Ciência
23/11/2024 às 08:00•2 min de leituraAtualizado em 23/11/2024 às 08:00
Um aspecto pouco explorado pelos paleontólogos até hoje é a vida das crianças e adolescentes durante o Paleolítico Superior Europeu (entre 45 mil e 10 mil anos atrás), em suas comunidades. Um estudo recente, publicado na revista PLOS ONE, se baseou em pegadas e impressões de mãos para intuir o papel de jovens aprendizes na arte rupestre da época.
A coisa toda começou com o exame de fotos de alta resolução de 489 artefatos de cerâmica de Dolní Vestonice I e II, Pavlov I e VI e Predmostí, cinco sítios arqueológicos de República Tcheca. As duas questões da pesquisa foram: “1. Os produtos cerâmicos de aprendizes podem ser distinguidos daqueles feitos por especialistas? 2. Se sim, podemos dizer se esses aprendizes eram crianças?”.

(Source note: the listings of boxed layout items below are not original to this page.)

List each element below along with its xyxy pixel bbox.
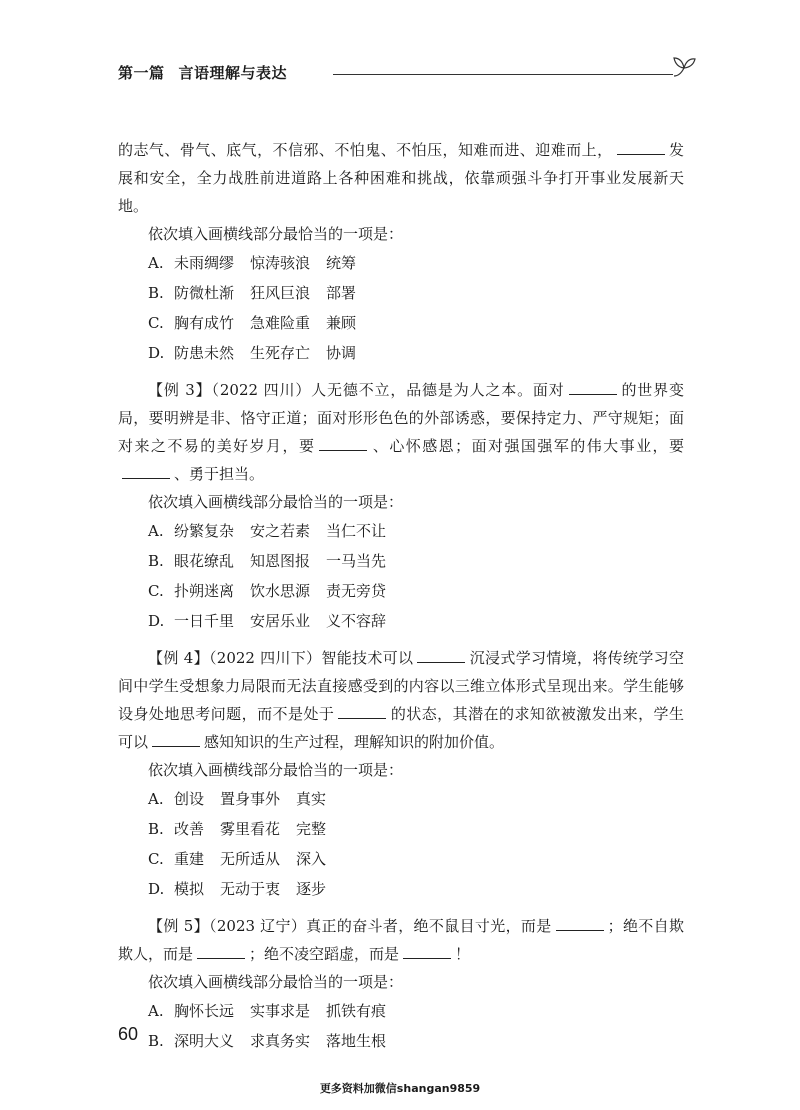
option-word: 协调 bbox=[326, 344, 357, 362]
option-label: D. bbox=[148, 344, 165, 362]
header-part: 第一篇 bbox=[118, 64, 165, 82]
answer-blank bbox=[122, 466, 170, 479]
example-source: （2023 辽宁） bbox=[209, 917, 307, 935]
passage-text: 智能技术可以 bbox=[321, 649, 414, 667]
example-tag: 【例 3】 bbox=[148, 381, 212, 399]
option-word: 责无旁贷 bbox=[326, 582, 387, 600]
passage-text: 的志气、骨气、底气，不信邪、不怕鬼、不怕压，知难而进、迎难而上， bbox=[118, 141, 613, 159]
option-word: 求真务实 bbox=[250, 1032, 311, 1050]
passage-text: 展和安全，全力战胜前进道路上各种困难和挑战，依靠顽强斗争打开事业发展新天地。 bbox=[118, 169, 684, 215]
option-label: A. bbox=[148, 522, 164, 540]
header-rule bbox=[333, 74, 673, 75]
option-label: A. bbox=[148, 1002, 164, 1020]
question-prompt: 依次填入画横线部分最恰当的一项是： bbox=[148, 973, 404, 991]
example-source: （2022 四川下） bbox=[208, 649, 322, 667]
option-label: C. bbox=[148, 314, 164, 332]
option-a bbox=[118, 248, 684, 278]
option-word: 兼顾 bbox=[326, 314, 357, 332]
example-5 bbox=[118, 912, 684, 1056]
option-word: 雾里看花 bbox=[220, 820, 281, 838]
option-word: 狂风巨浪 bbox=[250, 284, 311, 302]
option-word: 眼花缭乱 bbox=[174, 552, 235, 570]
option-word: 落地生根 bbox=[326, 1032, 387, 1050]
answer-blank bbox=[617, 142, 665, 155]
option-word: 深入 bbox=[296, 850, 327, 868]
answer-blank bbox=[152, 734, 200, 747]
option-word: 饮水思源 bbox=[250, 582, 311, 600]
passage-text: 人无德不立，品德是为人之本。面对 bbox=[311, 381, 565, 399]
option-b bbox=[118, 1026, 684, 1056]
answer-blank bbox=[556, 918, 604, 931]
answer-blank bbox=[319, 438, 367, 451]
passage-text: 的世界变局，要明辨是非、恪守正道；面对形形色色的外部诱惑，要保持定力、严守规矩；面对来之不易的美好岁月，要 bbox=[118, 381, 684, 455]
option-word: 深明大义 bbox=[174, 1032, 235, 1050]
passage-text: 真正的奋斗者，绝不鼠目寸光，而是 bbox=[306, 917, 552, 935]
option-word: 急难险重 bbox=[250, 314, 311, 332]
option-c bbox=[118, 308, 684, 338]
option-word: 生死存亡 bbox=[250, 344, 311, 362]
passage-text: 沉浸式学习情境，将传统学习空间中学生受想象力局限而无法直接感受到的内容以三维立体形式呈现出来。学生能够设身处地思考问题，而不是处于 bbox=[118, 649, 684, 723]
passage bbox=[118, 912, 684, 968]
option-word: 无所适从 bbox=[220, 850, 281, 868]
answer-blank bbox=[403, 946, 451, 959]
option-word: 义不容辞 bbox=[326, 612, 387, 630]
option-label: B. bbox=[148, 1032, 164, 1050]
option-word: 重建 bbox=[174, 850, 205, 868]
option-word: 一日千里 bbox=[174, 612, 235, 630]
sprout-icon bbox=[670, 54, 698, 82]
passage-text: 感知知识的生产过程，理解知识的附加价值。 bbox=[204, 733, 505, 751]
example-3 bbox=[118, 376, 684, 636]
option-d bbox=[118, 606, 684, 636]
option-word: 纷繁复杂 bbox=[174, 522, 235, 540]
option-word: 安之若素 bbox=[250, 522, 311, 540]
option-label: C. bbox=[148, 582, 164, 600]
option-word: 未雨绸缪 bbox=[174, 254, 235, 272]
option-d bbox=[118, 874, 684, 904]
option-label: B. bbox=[148, 284, 164, 302]
option-word: 无动于衷 bbox=[220, 880, 281, 898]
passage-text: 的状态，其潜在的求知欲被激发出来，学生可以 bbox=[118, 705, 684, 751]
option-word: 当仁不让 bbox=[326, 522, 387, 540]
footer-watermark: 更多资料加微信shangan9859 bbox=[319, 1082, 481, 1095]
passage bbox=[118, 136, 684, 220]
option-word: 抓铁有痕 bbox=[326, 1002, 387, 1020]
option-word: 创设 bbox=[174, 790, 205, 808]
option-word: 完整 bbox=[296, 820, 327, 838]
option-word: 胸有成竹 bbox=[174, 314, 235, 332]
passage-text: 、勇于担当。 bbox=[174, 465, 265, 483]
option-word: 胸怀长远 bbox=[174, 1002, 235, 1020]
passage-text: ！ bbox=[455, 945, 471, 963]
option-word: 防微杜渐 bbox=[174, 284, 235, 302]
option-b bbox=[118, 814, 684, 844]
option-word: 改善 bbox=[174, 820, 205, 838]
option-word: 置身事外 bbox=[220, 790, 281, 808]
option-label: D. bbox=[148, 612, 165, 630]
option-word: 一马当先 bbox=[326, 552, 387, 570]
option-a bbox=[118, 996, 684, 1026]
header-title bbox=[118, 62, 287, 83]
passage-text: ；绝不自欺欺人，而是 bbox=[118, 917, 684, 963]
option-c bbox=[118, 576, 684, 606]
option-word: 防患未然 bbox=[174, 344, 235, 362]
example-source: （2022 四川） bbox=[211, 381, 312, 399]
page-number: 60 bbox=[118, 1024, 139, 1044]
question-prompt: 依次填入画横线部分最恰当的一项是： bbox=[148, 761, 404, 779]
passage bbox=[118, 376, 684, 488]
option-word: 模拟 bbox=[174, 880, 205, 898]
option-b bbox=[118, 278, 684, 308]
example-2-continued bbox=[118, 136, 684, 368]
option-label: D. bbox=[148, 880, 165, 898]
option-label: A. bbox=[148, 254, 164, 272]
answer-blank bbox=[338, 706, 386, 719]
option-a bbox=[118, 784, 684, 814]
example-tag: 【例 4】 bbox=[148, 649, 209, 667]
running-header bbox=[118, 58, 698, 88]
option-a bbox=[118, 516, 684, 546]
passage-text: 发 bbox=[668, 141, 684, 159]
option-word: 部署 bbox=[326, 284, 357, 302]
answer-blank bbox=[569, 382, 617, 395]
option-word: 逐步 bbox=[296, 880, 327, 898]
option-label: B. bbox=[148, 820, 164, 838]
option-d bbox=[118, 338, 684, 368]
option-label: C. bbox=[148, 850, 164, 868]
header-chapter: 言语理解与表达 bbox=[178, 64, 288, 82]
option-word: 实事求是 bbox=[250, 1002, 311, 1020]
passage bbox=[118, 644, 684, 756]
option-b bbox=[118, 546, 684, 576]
example-4 bbox=[118, 644, 684, 904]
option-word: 扑朔迷离 bbox=[174, 582, 235, 600]
option-label: A. bbox=[148, 790, 164, 808]
answer-blank bbox=[197, 946, 245, 959]
question-prompt: 依次填入画横线部分最恰当的一项是： bbox=[148, 225, 404, 243]
option-word: 统筹 bbox=[326, 254, 357, 272]
page-content bbox=[118, 132, 684, 1056]
option-label: B. bbox=[148, 552, 164, 570]
example-tag: 【例 5】 bbox=[148, 917, 210, 935]
answer-blank bbox=[417, 650, 465, 663]
option-word: 真实 bbox=[296, 790, 327, 808]
option-word: 知恩图报 bbox=[250, 552, 311, 570]
option-c bbox=[118, 844, 684, 874]
passage-text: ；绝不凌空蹈虚，而是 bbox=[249, 945, 400, 963]
question-prompt: 依次填入画横线部分最恰当的一项是： bbox=[148, 493, 404, 511]
passage-text: 、心怀感恩；面对强国强军的伟大事业，要 bbox=[371, 437, 684, 455]
option-word: 安居乐业 bbox=[250, 612, 311, 630]
option-word: 惊涛骇浪 bbox=[250, 254, 311, 272]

As autoras do artigo, Rebecca Farbstein e April Nowell, ambas especialistas em pré-história da Idade do Gelo, apostam que eram crianças, e justificam em seu estudo: "as cerâmicas são menores, mais assimétricas e o resultado de sequências e técnicas de produção mais simples e curtas do que artefatos feitos de outros materiais. Além disso, eles demonstram um maior grau de experimentação, heterogeneidade tecnoestilística e improdutividade".
O que as especialistas estão tentando dizer na verdade é que, pelo nível de “barbeiragens” no manuseio da argila e das técnicas, só poderia se tratar de alguém que não sabia muito bem o que estava fazendo. E a prova disso são estatuetas humanas e de animais que, além de meio deformadas, são quebradiças e cheias de marquinhas de dedos.

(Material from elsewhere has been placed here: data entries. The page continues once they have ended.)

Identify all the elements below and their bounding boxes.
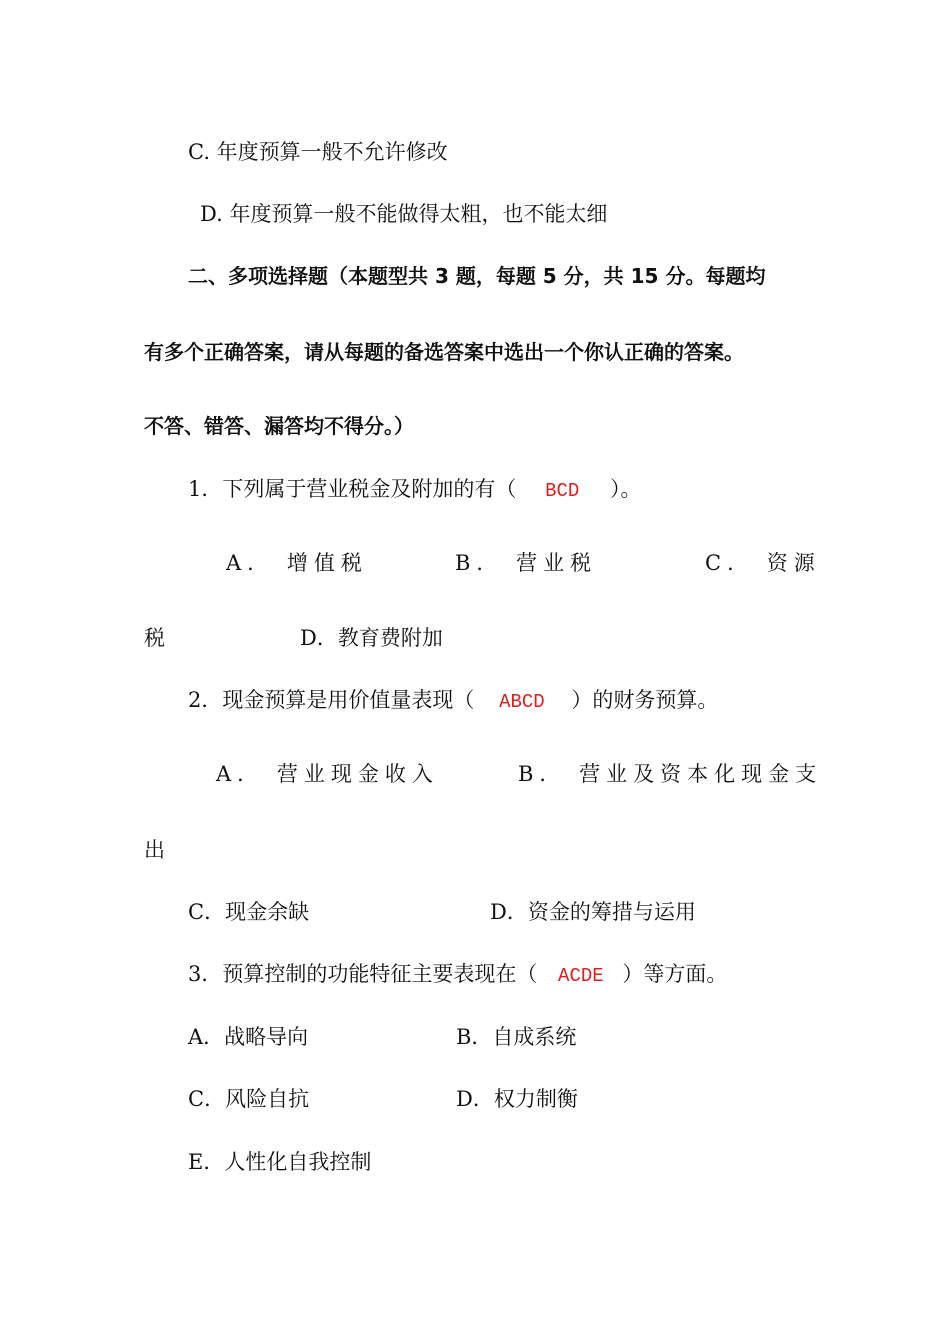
section-heading-line1: 二、多项选择题（本题型共 3 题，每题 5 分，共 15 分。每题均 <box>188 264 766 288</box>
q1-option-c: C． 资源 <box>705 551 821 575</box>
q3-option-b: B．自成系统 <box>456 1025 577 1049</box>
question-3-stem: 3．预算控制的功能特征主要表现在（ <box>188 962 538 986</box>
q3-option-e: E．人性化自我控制 <box>188 1150 372 1174</box>
question-3-stem-end: ）等方面。 <box>622 962 728 986</box>
q3-option-c: C．风险自抗 <box>188 1087 310 1111</box>
q1-option-d: D．教育费附加 <box>300 626 443 650</box>
question-2 <box>188 686 718 716</box>
q1-option-b: B． 营业税 <box>455 551 598 575</box>
question-1-answer: BCD <box>545 480 580 502</box>
question-2-stem-end: ）的财务预算。 <box>571 688 719 712</box>
question-3-answer: ACDE <box>558 965 604 987</box>
q3-option-a: A．战略导向 <box>188 1025 309 1049</box>
option-d-prev: D. 年度预算一般不能做得太粗，也不能太细 <box>200 202 608 226</box>
question-1 <box>188 475 641 505</box>
section-heading-line3: 不答、错答、漏答均不得分。） <box>144 414 414 438</box>
q2-option-d: D．资金的筹措与运用 <box>490 900 696 924</box>
question-2-stem: 2．现金预算是用价值量表现（ <box>188 688 475 712</box>
q2-option-b: B． 营业及资本化现金支 <box>518 762 823 786</box>
option-c-prev: C. 年度预算一般不允许修改 <box>188 140 448 164</box>
q2-option-b-wrap: 出 <box>144 838 165 862</box>
q1-option-a: A． 增值税 <box>226 551 368 575</box>
q3-option-d: D．权力制衡 <box>456 1087 578 1111</box>
q2-option-a: A． 营业现金收入 <box>216 762 439 786</box>
question-2-answer: ABCD <box>499 691 545 713</box>
question-3 <box>188 960 727 990</box>
question-1-stem: 1．下列属于营业税金及附加的有（ <box>188 477 517 501</box>
q2-option-c: C．现金余缺 <box>188 900 310 924</box>
question-1-stem-end: ）。 <box>609 477 642 501</box>
q1-option-c-wrap: 税 <box>144 626 165 650</box>
section-heading-line2: 有多个正确答案，请从每题的备选答案中选出一个你认正确的答案。 <box>144 340 744 364</box>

Seja por não seguir as técnicas de cerâmica ao pé da letra, ou porque fizeram os objetos na base da farra que é comum a qualquer grupo de adolescentes, "muitas estatuetas e fragmentos de estatuetas exibem rachaduras típicas de choque térmico, indicando que as cerâmicas eram frequentemente queimadas antes de estarem suficientemente secas", diz o estudo.
Mas a assinatura definitiva veio das impressões digitais dos “artistas”, "e a maioria delas pertence a crianças", afirmam as autoras no estudo. As descobertas revelam insights importantes sobre o papel das crianças em sociedades antigas e que a aprendizagem lúdica não é assim tão nova como podemos pensar.
Em entrevista à Smithsonian Magazine, a antropóloga Jane Baxter, antropóloga da Universidade DePaul, em Chicago, e autora de A arqueologia da infância, afirmou que as evidências analisadas por Nowell e Farbstein "são incrivelmente fortes e também uma explicação realmente plausível para o que elas estão encontrando".
Para Baxter, que não participou da pesquisa, a compreensão é de que os donos desses artefatos eram comunidades fazendo nada muito diferente do que fazemos hoje. Quanto às crianças, parece que "estão praticando, experimentando e brincando com argila, e depois deixando tudo para trás quando terminam", conclui.
A prova definitiva de que os artesanatos eram feitos por crianças, explicou Nowell à Smithsonian Magazine, é que "Nenhuma peça de cerâmica foi encontrada em um enterro", mas perto da fornalha provavelmente usada para sua queima.